Daily morning training uphill run of 4-5 kms to Shanti stupa was exposing us to the forthcoming challenge.
(Editor: It sure did 😛 )
A road trip of approx 170 kms on 07/09 through the difficult uphill terrain via Changla Pass (A passage/road connecting two valley ranges) at 17500 feet, took 12 of us to Pangong Tso (14000’). The lake is 160 kms long and 500m to 5000m in width at various points.
A night camping at the lake side in Swiss cottages in chilly, windy weather was another experience. We were better acclimatized but tired after the arduous journey, when we reached Leh on 8th evening.
 After enough of sight-seeing & good acclimatization, now it was time for official running in the festive environment.
(Editor: Aha!  Finally we get down to the serious business of running :P)
We confidently took to the start line at 6.30 am and ran along the Leh-Manali highway with approx. 1500 runners for the half marathon.
My strategy was to pace up on down slopes, as up gradients shall stall.
Hydration was important as we were frequently feeling dryness in mouth and lack of oxygen to match the running pace.
The down slopes were easy to traverse once I got the hydration sorted and I managed the up slopes of Saboo village.The route goes down hill for about 5-6 kms and reaches again Leh-Manali highway & U turn starts at 11.5 kms. I was gasping for oxygen even on down/flat  tracks, a unique experience. We passed through the home of His Highness Dalai Lama at approx 14kms and then the gradual uphill started. The last 4 kms are steep and I had to run-jog-walk in the stretch after gathering oxygen & hydration.
Ladakh region is strategically important as it shares sensitive borders with Pakistan on west and Tibet/China in east, and so there is a good presence of Indian Army. I was elated seeing Army personnel lined up on either side of route and cheering we runners. I responded with ‘Salute to Indian army’ & could sail through the uphill sections charged up and reached finish line at 2.25.46 hrs, in a better than expected time of 30 mins over my PB.

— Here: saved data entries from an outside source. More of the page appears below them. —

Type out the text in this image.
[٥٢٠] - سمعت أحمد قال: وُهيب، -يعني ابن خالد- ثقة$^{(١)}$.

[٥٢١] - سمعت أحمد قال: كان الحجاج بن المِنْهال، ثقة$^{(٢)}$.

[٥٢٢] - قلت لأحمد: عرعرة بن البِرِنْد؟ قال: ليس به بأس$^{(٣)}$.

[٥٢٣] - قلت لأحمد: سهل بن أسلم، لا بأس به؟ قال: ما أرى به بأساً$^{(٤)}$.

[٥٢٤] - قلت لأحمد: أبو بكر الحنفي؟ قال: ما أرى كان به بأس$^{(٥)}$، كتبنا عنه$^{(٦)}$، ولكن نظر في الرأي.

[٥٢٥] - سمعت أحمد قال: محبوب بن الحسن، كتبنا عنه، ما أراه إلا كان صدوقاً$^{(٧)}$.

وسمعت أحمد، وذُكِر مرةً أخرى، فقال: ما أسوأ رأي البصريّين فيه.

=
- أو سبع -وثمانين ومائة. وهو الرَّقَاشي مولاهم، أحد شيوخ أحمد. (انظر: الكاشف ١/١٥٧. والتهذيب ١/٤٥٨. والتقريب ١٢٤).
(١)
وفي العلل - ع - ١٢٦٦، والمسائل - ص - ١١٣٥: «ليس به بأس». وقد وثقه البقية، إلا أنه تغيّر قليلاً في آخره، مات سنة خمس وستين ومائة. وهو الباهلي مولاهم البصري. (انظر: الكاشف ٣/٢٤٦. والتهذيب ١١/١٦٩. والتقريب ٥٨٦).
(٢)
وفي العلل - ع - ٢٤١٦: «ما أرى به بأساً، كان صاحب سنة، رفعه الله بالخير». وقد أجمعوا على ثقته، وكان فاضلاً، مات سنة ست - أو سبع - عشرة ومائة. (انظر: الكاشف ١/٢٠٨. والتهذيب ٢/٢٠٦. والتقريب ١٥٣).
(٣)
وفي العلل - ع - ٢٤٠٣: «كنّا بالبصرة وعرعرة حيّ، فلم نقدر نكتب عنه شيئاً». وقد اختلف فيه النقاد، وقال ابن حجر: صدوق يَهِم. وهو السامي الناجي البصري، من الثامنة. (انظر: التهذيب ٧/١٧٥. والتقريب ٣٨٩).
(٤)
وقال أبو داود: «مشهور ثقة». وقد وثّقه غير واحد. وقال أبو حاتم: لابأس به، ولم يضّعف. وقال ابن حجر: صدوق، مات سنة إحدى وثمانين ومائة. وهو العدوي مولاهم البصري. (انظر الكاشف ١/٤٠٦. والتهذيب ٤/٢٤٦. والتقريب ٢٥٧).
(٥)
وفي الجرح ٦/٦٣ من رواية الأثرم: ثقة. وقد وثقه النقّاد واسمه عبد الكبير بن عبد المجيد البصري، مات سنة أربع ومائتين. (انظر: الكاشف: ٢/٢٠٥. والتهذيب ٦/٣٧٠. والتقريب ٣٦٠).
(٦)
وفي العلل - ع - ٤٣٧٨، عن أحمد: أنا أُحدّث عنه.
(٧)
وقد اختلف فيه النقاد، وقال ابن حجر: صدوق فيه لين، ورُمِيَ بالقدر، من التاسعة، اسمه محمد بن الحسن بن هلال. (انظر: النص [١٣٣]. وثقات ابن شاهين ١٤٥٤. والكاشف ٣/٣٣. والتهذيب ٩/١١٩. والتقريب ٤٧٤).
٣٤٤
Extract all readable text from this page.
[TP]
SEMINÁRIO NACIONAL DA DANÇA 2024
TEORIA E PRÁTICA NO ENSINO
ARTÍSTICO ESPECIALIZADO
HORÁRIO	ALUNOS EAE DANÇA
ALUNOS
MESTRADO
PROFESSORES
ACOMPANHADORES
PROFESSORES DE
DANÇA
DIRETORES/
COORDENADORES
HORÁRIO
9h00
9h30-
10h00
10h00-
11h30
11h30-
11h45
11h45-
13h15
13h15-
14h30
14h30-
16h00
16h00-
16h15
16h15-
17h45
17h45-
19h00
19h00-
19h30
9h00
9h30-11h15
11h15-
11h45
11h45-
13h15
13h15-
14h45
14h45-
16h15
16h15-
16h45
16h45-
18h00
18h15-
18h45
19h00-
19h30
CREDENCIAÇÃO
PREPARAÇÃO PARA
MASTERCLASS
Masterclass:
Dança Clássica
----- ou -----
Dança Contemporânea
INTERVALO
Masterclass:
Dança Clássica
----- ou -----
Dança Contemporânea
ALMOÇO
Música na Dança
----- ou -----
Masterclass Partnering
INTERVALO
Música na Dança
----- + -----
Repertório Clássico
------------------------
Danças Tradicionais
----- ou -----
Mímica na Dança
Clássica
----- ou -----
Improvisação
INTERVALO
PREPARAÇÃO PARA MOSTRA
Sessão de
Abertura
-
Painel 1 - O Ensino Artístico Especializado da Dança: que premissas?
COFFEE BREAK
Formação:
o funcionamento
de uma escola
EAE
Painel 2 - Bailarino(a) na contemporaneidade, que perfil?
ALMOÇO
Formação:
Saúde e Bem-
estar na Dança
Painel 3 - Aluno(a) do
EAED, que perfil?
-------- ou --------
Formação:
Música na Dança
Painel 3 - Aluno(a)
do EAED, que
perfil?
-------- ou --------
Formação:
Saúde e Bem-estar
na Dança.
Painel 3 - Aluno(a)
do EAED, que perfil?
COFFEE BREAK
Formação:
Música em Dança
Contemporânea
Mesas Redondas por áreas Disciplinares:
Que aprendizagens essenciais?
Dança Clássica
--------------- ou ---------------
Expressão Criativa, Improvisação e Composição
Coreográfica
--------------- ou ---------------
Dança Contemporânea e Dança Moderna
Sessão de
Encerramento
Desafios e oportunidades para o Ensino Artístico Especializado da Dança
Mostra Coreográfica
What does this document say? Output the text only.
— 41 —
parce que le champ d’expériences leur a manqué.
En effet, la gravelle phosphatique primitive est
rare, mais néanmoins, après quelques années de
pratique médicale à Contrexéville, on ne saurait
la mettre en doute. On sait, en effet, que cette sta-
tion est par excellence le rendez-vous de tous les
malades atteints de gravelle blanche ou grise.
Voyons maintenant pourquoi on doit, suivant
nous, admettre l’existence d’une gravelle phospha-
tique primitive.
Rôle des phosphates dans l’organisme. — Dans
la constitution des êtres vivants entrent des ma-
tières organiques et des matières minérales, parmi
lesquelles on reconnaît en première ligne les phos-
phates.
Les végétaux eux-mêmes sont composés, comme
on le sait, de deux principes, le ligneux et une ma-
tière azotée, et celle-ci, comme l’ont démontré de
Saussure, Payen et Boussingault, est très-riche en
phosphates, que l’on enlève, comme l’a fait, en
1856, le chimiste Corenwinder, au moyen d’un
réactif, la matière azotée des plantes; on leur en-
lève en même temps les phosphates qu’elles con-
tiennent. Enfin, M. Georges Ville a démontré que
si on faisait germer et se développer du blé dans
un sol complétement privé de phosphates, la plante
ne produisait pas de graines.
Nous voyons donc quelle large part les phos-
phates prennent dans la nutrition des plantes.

Leh marathon attracts people from all parts of country and overseas, & has unique clientele. Every runner wants to prove his/her endurance by conquering the Ladakh Marathon, and experience life in these difficult terrains with remote places.
When I shared my 21 kms run with the local caretaker at my guest house, he explained that it is routine for them to walk continuously for 160-200 kms with their animals for grazing.
With every daily necessity being transported from Srinagar or Delhi & no local produce, the cost of living is very high. They look forward to tourism for any income whatsoever, & that too for 6 months, as there is hardly any activity in winter times & people migrate to habitable places.
Although I feel that this Ladakh run is abnormal, is too killing and that logistics are difficult, it is done for once and all, but…the running bug likes challenges, so who knows…you might just land up again for the 2nd time in Leh, like our friend Neeraj…
RkB – what a nice account of your whole experience, and I love the way you have cleverly left yourself an opening, possibly running in Leh another time, just like Neeraj did, running it this year for the second time 🙂
Basically, RkB, as I said to Neeraj, it’s a case of “never say never again”!!